Configure TLS settings

  1. Log on to the Web Application Firewall console.
  2. In the left-side navigation pane, choose Asset Center > Website Access.
  3. On the Website Access page, find the domain name for which you want to configure TLS settings and click Configure TLS.
    Note You can configure TLS settings only for the domain names that use HTTPS for transmission. If a domain name uses HTTP or a domain name uses HTTPS but has no HTTPS certificate uploaded, the Configure TLS button does not appear in this situation.
  4. On the Configure TLS Security Policy page, customize the TLS version settings and cipher suites.
    Parameter Description
    Domain Name The domain name for which you want to configure TLS settings. This value is automatically filled. You do not need to enter the domain name.
    TLS Versions Select the TLS version used by the website. Valid values:
    • Support TLS 1.0 and Later (High Compatibility and Low Security): WAF supports TLS 1.0 and later versions for your website.
    • Support TLS 1.1 and Later (Moderate Compatibility and Moderate Security): WAF supports TLS 1.1 and later versions for your website. If an access request of the website uses TLS 1.0, the request fails.
    • Support TLS 1.2 and Later (Moderate Compatibility and High Security): WAF supports TLS 1.2 and later versions for your website.

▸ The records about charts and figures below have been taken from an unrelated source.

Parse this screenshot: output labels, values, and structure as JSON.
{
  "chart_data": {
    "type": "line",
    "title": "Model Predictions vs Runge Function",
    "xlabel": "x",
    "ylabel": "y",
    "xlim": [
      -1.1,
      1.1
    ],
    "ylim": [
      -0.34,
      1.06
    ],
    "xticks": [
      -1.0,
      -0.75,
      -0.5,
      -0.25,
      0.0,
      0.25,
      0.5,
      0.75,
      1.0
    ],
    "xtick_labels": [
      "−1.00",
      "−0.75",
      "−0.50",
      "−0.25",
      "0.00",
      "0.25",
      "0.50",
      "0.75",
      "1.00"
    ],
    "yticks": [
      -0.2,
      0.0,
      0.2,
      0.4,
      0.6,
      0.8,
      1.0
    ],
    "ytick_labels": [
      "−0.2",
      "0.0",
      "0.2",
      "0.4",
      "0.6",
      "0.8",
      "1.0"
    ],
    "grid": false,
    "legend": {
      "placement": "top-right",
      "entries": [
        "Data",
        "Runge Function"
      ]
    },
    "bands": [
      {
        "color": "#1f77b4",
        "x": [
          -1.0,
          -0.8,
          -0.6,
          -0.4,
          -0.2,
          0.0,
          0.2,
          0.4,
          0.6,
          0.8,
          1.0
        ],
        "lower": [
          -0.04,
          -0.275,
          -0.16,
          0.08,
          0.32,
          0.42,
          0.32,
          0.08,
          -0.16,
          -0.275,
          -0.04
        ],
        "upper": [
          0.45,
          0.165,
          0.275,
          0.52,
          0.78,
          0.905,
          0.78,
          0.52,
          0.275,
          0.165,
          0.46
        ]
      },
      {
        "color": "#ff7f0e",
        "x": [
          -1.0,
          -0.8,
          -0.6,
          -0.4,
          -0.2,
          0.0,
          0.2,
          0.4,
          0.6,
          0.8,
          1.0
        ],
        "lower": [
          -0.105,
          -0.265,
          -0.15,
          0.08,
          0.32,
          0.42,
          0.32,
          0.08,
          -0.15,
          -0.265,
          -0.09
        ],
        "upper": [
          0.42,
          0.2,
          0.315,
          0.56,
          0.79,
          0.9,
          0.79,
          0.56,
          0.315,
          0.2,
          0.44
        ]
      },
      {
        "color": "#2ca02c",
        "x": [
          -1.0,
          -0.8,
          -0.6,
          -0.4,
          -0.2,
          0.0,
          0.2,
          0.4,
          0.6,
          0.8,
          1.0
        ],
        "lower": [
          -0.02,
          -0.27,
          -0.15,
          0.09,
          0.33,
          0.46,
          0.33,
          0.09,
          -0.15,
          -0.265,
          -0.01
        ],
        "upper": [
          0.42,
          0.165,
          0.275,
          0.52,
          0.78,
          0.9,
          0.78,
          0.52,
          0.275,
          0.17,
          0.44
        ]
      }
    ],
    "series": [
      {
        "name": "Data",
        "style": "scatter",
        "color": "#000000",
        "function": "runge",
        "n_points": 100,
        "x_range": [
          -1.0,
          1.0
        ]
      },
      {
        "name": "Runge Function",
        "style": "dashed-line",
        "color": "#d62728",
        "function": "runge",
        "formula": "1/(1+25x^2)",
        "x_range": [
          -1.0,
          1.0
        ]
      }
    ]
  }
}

If an access request of the website uses TLS 1.0 or 1.1, the request fails.
    Enable support for TLS 1.3. Select Enable support for TLS 1.3.
    Cipher Suites Select the cipher suite template that you want to use. Valid values:
    • All Cipher Suites (High Compatibility and Low Security): The following strong and weak cipher suites are included:
      • Strong cipher suites:
        • TLS_ECDHE_ECDSA_WITH_AES_128_GCM_SHA256
        • TLS_ECDHE_ECDSA_WITH_AES_256_GCM_SHA384
        • TLS_ECDHE_ECDSA_WITH_AES_128_CBC_SHA256
        • TLS_ECDHE_ECDSA_WITH_AES_256_CBC_SHA384
        • TLS_ECDHE_RSA_WITH_AES_128_GCM_SHA256
        • TLS_ECDHE_RSA_WITH_AES_256_GCM_SHA384
        • TLS_ECDHE_RSA_WITH_AES_128_CBC_SHA256
        • TLS_ECDHE_RSA_WITH_AES_256_CBC_SHA384
        • TLS_ECDHE_ECDSA_WITH_AES_128_CBC_SHA
        • TLS_ECDHE_ECDSA_WITH_AES_256_CBC_SHA
      • Weak cipher suites:
        • TLS_ECDHE_RSA_WITH_AES_128_CBC_SHA
        • TLS_ECDHE_RSA_WITH_AES_256_CBC_SHA
        • TLS_RSA_WITH_AES_128_GCM_SHA256
        • TLS_RSA_WITH_AES_256_GCM_SHA384
        • TLS_RSA_WITH_AES_128_CBC_SHA256
        • TLS_RSA_WITH_AES_256_CBC_SHA256
        • TLS_RSA_WITH_AES_128_CBC_SHA
        • TLS_RSA_WITH_AES_256_CBC_SHA
        • SSL_RSA_WITH_3DES_EDE_CBC_SHA
    • Strong Cipher Suites (Low Compatibility and High Security): The following strong cipher suites are included:
      • TLS_ECDHE_ECDSA_WITH_AES_128_GCM_SHA256
      • TLS_ECDHE_ECDSA_WITH_AES_256_GCM_SHA384
      • TLS_ECDHE_ECDSA_WITH_AES_128_CBC_SHA256
      • TLS_ECDHE_ECDSA_WITH_AES_256_CBC_SHA384
      • TLS_ECDHE_RSA_WITH_AES_128_GCM_SHA256
      • TLS_ECDHE_RSA_WITH_AES_256_GCM_SHA384
      • TLS_ECDHE_RSA_WITH_AES_128_CBC_SHA256
      • TLS_ECDHE_RSA_WITH_AES_256_CBC_SHA384
      • TLS_ECDHE_ECDSA_WITH_AES_128_CBC_SHA
      • TLS_ECDHE_ECDSA_WITH_AES_256_CBC_SHA
    • Select cipher suites based on the protocol version. Proceed with caution.
  5. Click Save.
    If requests use the TLS versions and cipher suites that are not within the specified ranges, WAF blocks the requests.